Similarly, hundreds of scientists frequently do not write individual climate science treatises. Each one is authored by a small group of researchers at most, who then share their work and invite others to sign on, providing activists with the evidence they need to assert that the vast majority of scientists agree. Actually, there is an increasing issue with scientific publications being published as authoritative when they are not.
Thankfully, there has always been a subset of scientists who are prepared to defy authority and conduct their own independent interpretations of climate data. Among the courageous are the three scientists—meteorologist Roy Spencer, atmospheric scientist John Christy, and physicist Steven E. Koonin—who were employed by the Energy Department and singled out by the Times for voicing doubts about man-made climate change.
In previous decades, a fundamental principle of science was to challenge everything, based on the idea that the only way to discover the truth was to raise questions and worries. “Any serious discussion of the changing climate must begin by acknowledging not only the scientific certainties but also the uncertainties, especially in projecting the future,” Koonin wrote in an essay published in the Wall Street Journal.

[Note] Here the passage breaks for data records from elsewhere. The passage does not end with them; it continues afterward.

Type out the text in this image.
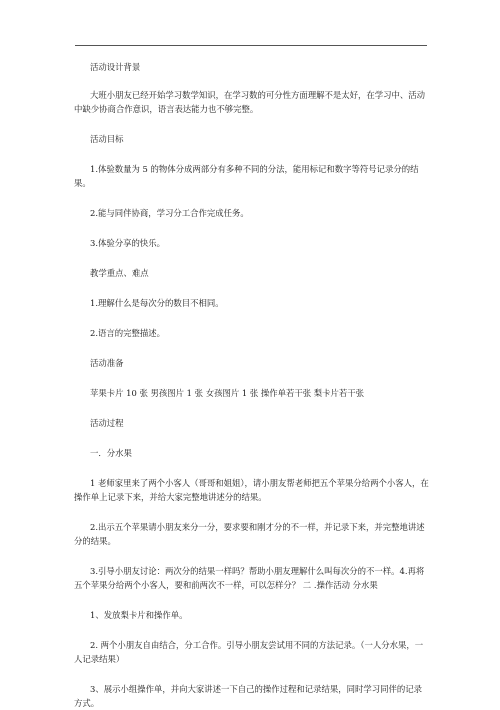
活动设计背景

大班小朋友已经开始学习数学知识，在学习数的可分性方面理解不是太好，在学习中、活动中缺少协商合作意识，语言表达能力也不够完整。

活动目标

1.体验数量为 5 的物体分成两部分有多种不同的分法，能用标记和数字等符号记录分的结果。

2.能与同伴协商，学习分工合作完成任务。

3.体验分享的快乐。

教学重点、难点

1.理解什么是每次分的数目不相同。

2.语言的完整描述。

活动准备

苹果卡片 10 张 男孩图片 1 张 女孩图片 1 张 操作单若干张 梨卡片若干张

活动过程

一．分水果

1 老师家里来了两个小客人（哥哥和姐姐），请小朋友帮老师把五个苹果分给两个小客人，在操作单上记录下来，并给大家完整地讲述分的结果。

2.出示五个苹果请小朋友来分一分，要求要和刚才分的不一样，并记录下来，并完整地讲述分的结果。

3.引导小朋友讨论：两次分的结果一样吗？帮助小朋友理解什么叫每次分的不一样。4.再将五个苹果分给两个小客人，要和前两次不一样，可以怎样分？ 二 .操作活动 分水果

1、发放梨卡片和操作单。

2. 两个小朋友自由结合，分工合作。引导小朋友尝试用不同的方法记录。（一人分水果，一人记录结果）

3、展示小组操作单，并向大家讲述一下自己的操作过程和记录结果，同时学习同伴的记录方式。
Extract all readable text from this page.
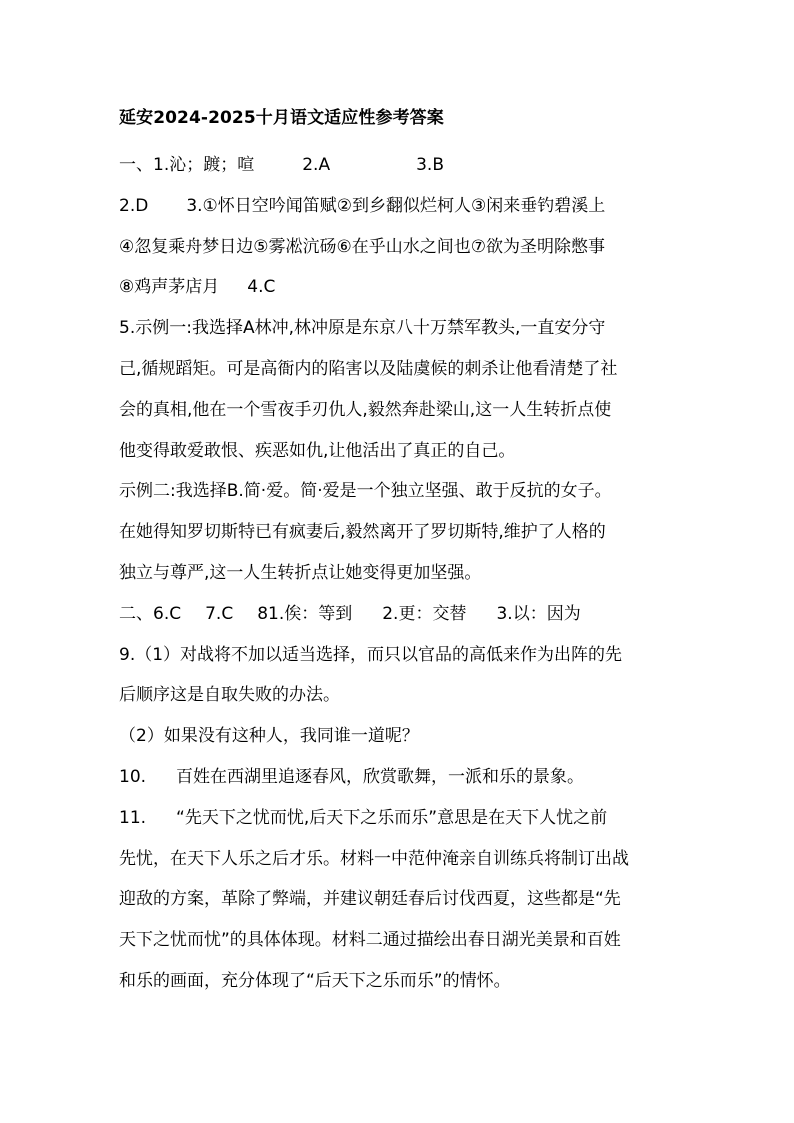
延安2024-2025十月语文适应性参考答案
一、1.沁；踱；喧	2.A	3.B
2.D 3.①怀日空吟闻笛赋②到乡翻似烂柯人③闲来垂钓碧溪上
④忽复乘舟梦日边⑤雾凇沆砀⑥在乎山水之间也⑦欲为圣明除憋事
⑧鸡声茅店月 4.C
5.示例一:我选择A林冲,林冲原是东京八十万禁军教头,一直安分守
己,循规蹈矩。可是高衙内的陷害以及陆虞候的刺杀让他看清楚了社
会的真相,他在一个雪夜手刃仇人,毅然奔赴梁山,这一人生转折点使
他变得敢爱敢恨、疾恶如仇,让他活出了真正的自己。
示例二:我选择B.简·爱。简·爱是一个独立坚强、敢于反抗的女子。
在她得知罗切斯特已有疯妻后,毅然离开了罗切斯特,维护了人格的
独立与尊严,这一人生转折点让她变得更加坚强。
二、6.C 7.C 81.俟：等到 2.更：交替 3.以：因为
9.（1）对战将不加以适当选择，而只以官品的高低来作为出阵的先
后顺序这是自取失败的办法。
（2）如果没有这种人，我同谁一道呢？
10. 百姓在西湖里追逐春风，欣赏歌舞，一派和乐的景象。
11. “先天下之忧而忧,后天下之乐而乐”意思是在天下人忧之前
先忧，在天下人乐之后才乐。材料一中范仲淹亲自训练兵将制订出战
迎敌的方案，革除了弊端，并建议朝廷春后讨伐西夏，这些都是“先
天下之忧而忧”的具体体现。材料二通过描绘出春日湖光美景和百姓
和乐的画面，充分体现了“后天下之乐而乐”的情怀。
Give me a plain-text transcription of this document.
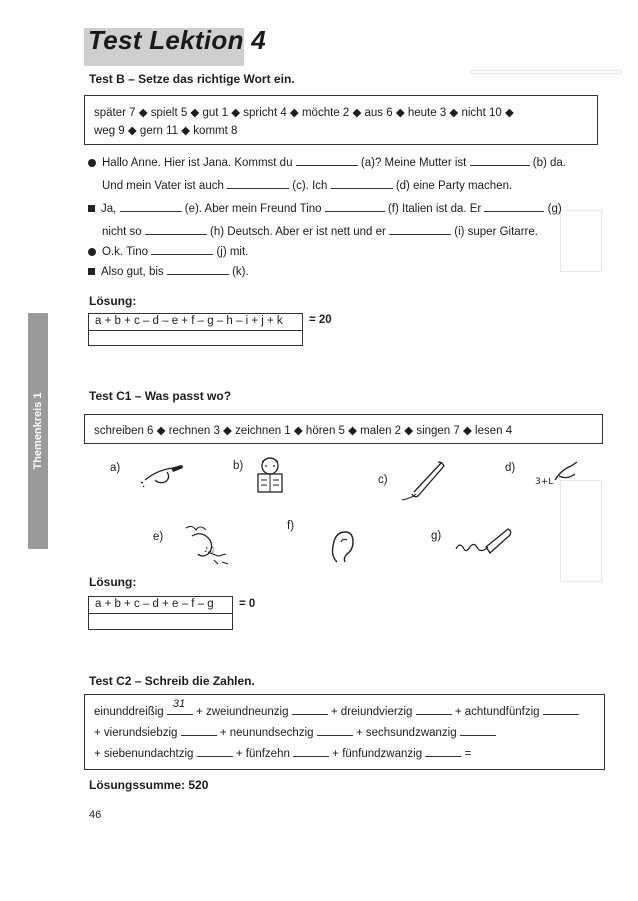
Test Lektion 4
Themenkreis 1
Test B – Setze das richtige Wort ein.
später 7 ◆ spielt 5 ◆ gut 1 ◆ spricht 4 ◆ möchte 2 ◆ aus 6 ◆ heute 3 ◆ nicht 10 ◆
weg 9 ◆ gern 11 ◆ kommt 8
Hallo Anne. Hier ist Jana. Kommst du	(a)? Meine Mutter ist	(b) da.
Und mein Vater ist auch	(c). Ich	(d) eine Party machen.
Ja,	(e). Aber mein Freund Tino	(f) Italien ist da. Er	(g)
nicht so	(h) Deutsch. Aber er ist nett und er	(i) super Gitarre.
O.k. Tino	(j) mit.
Also gut, bis	(k).
Lösung:
a + b + c – d – e + f – g – h – i + j + k = 20
Test C1 – Was passt wo?
schreiben 6 ◆ rechnen 3 ◆ zeichnen 1 ◆ hören 5 ◆ malen 2 ◆ singen 7 ◆ lesen 4
a)	b)
c)
d)
e)
f)
g)
3+L
♪♫
Lösung:
a + b + c – d + e – f – g = 0
Test C2 – Schreib die Zahlen.
einunddreißig
31
+ zweiundneunzig	+ dreiundvierzig	+ achtundfünfzig
+ vierundsiebzig	+ neunundsechzig	+ sechsundzwanzig
+ siebenundachtzig	+ fünfzehn	+ fünfundzwanzig	=
Lösungssumme: 520
46
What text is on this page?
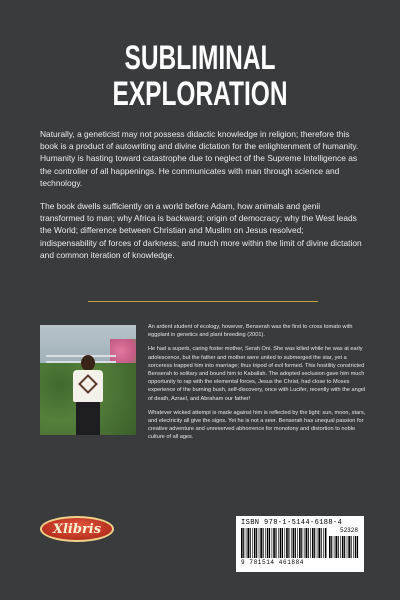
SUBLIMINAL
EXPLORATION

Naturally, a geneticist may not possess didactic knowledge in religion; therefore this book is a product of autowriting and divine dictation for the enlightenment of humanity. Humanity is hasting toward catastrophe due to neglect of the Supreme Intelligence as the controller of all happenings. He communicates with man through science and technology.

The book dwells sufficiently on a world before Adam, how animals and genii transformed to man; why Africa is backward; origin of democracy; why the West leads the World; difference between Christian and Muslim on Jesus resolved; indispensability of forces of darkness; and much more within the limit of divine dictation and common iteration of knowledge.

An ardent student of ecology, however, Benserah was the first to cross tomato with eggplant in genetics and plant breeding (2001).

He had a superb, caring foster mother, Serah Oni. She was killed while he was at early adolescence, but the father and mother were united to submerged the star, yet a sorceress trapped him into marriage; thus tripod of evil formed. This hostility constricted Benserah to solitary and bound him to Kaballah. The adopted seclusion gave him much opportunity to rap with the elemental forces, Jesus the Christ, had close to Moses experience of the burning bush, self-discovery, once with Lucifer, recently with the angel of death, Azrael, and Abraham our father!

Whatever wicked attempt is made against him is reflected by the light: sun, moon, stars, and electricity all give the signs. Yet he is not a seer. Benserah has unequal passion for creative adventure and unreserved abhorrence for monotony and distortion to noble culture of all ages.

Xlibris	ISBN 978-1-5144-6188-4
52328
9 781514 461884
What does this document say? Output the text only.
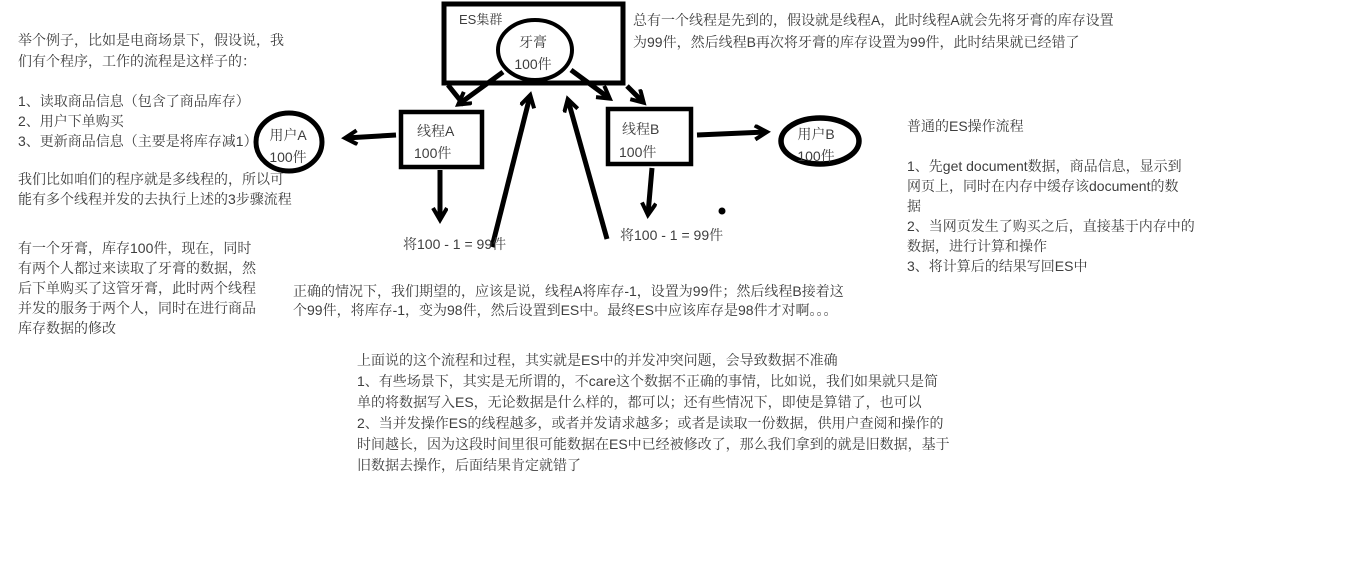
举个例子，比如是电商场景下，假设说，我
们有个程序，工作的流程是这样子的：
1、读取商品信息（包含了商品库存）
2、用户下单购买
3、更新商品信息（主要是将库存减1）
我们比如咱们的程序就是多线程的，所以可
能有多个线程并发的去执行上述的3步骤流程
有一个牙膏，库存100件，现在，同时
有两个人都过来读取了牙膏的数据，然
后下单购买了这管牙膏，此时两个线程
并发的服务于两个人，同时在进行商品
库存数据的修改
总有一个线程是先到的，假设就是线程A，此时线程A就会先将牙膏的库存设置
为99件，然后线程B再次将牙膏的库存设置为99件，此时结果就已经错了
普通的ES操作流程
1、先get document数据，商品信息，显示到
网页上，同时在内存中缓存该document的数
据
2、当网页发生了购买之后，直接基于内存中的
数据，进行计算和操作
3、将计算后的结果写回ES中
正确的情况下，我们期望的，应该是说，线程A将库存-1，设置为99件；然后线程B接着这
个99件，将库存-1，变为98件，然后设置到ES中。最终ES中应该库存是98件才对啊。。。
上面说的这个流程和过程，其实就是ES中的并发冲突问题，会导致数据不准确
1、有些场景下，其实是无所谓的，不care这个数据不正确的事情，比如说，我们如果就只是简
单的将数据写入ES，无论数据是什么样的，都可以；还有些情况下，即使是算错了，也可以
2、当并发操作ES的线程越多，或者并发请求越多；或者是读取一份数据，供用户查阅和操作的
时间越长，因为这段时间里很可能数据在ES中已经被修改了，那么我们拿到的就是旧数据，基于
旧数据去操作，后面结果肯定就错了
ES集群
牙膏
100件
线程A
100件
线程B
100件
用户A
100件
用户B
100件
将100 - 1 = 99件
将100 - 1 = 99件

Here’s hope for a new era of climate enlightenment, driven by scientists, journalists, and others with the curiosity and guts to challenge everything, rather than using natural calamities as justifications to launch assaults and assign blame using the same stale, lockstep rhetoric.
Longtime newspaper editor, reporter, and columnist Gary Abernathy most recently worked for the Washington Post. He writes a contributing piece for The Empowerment Alliance, a group that promotes practical methods of conserving energy and protecting the environment.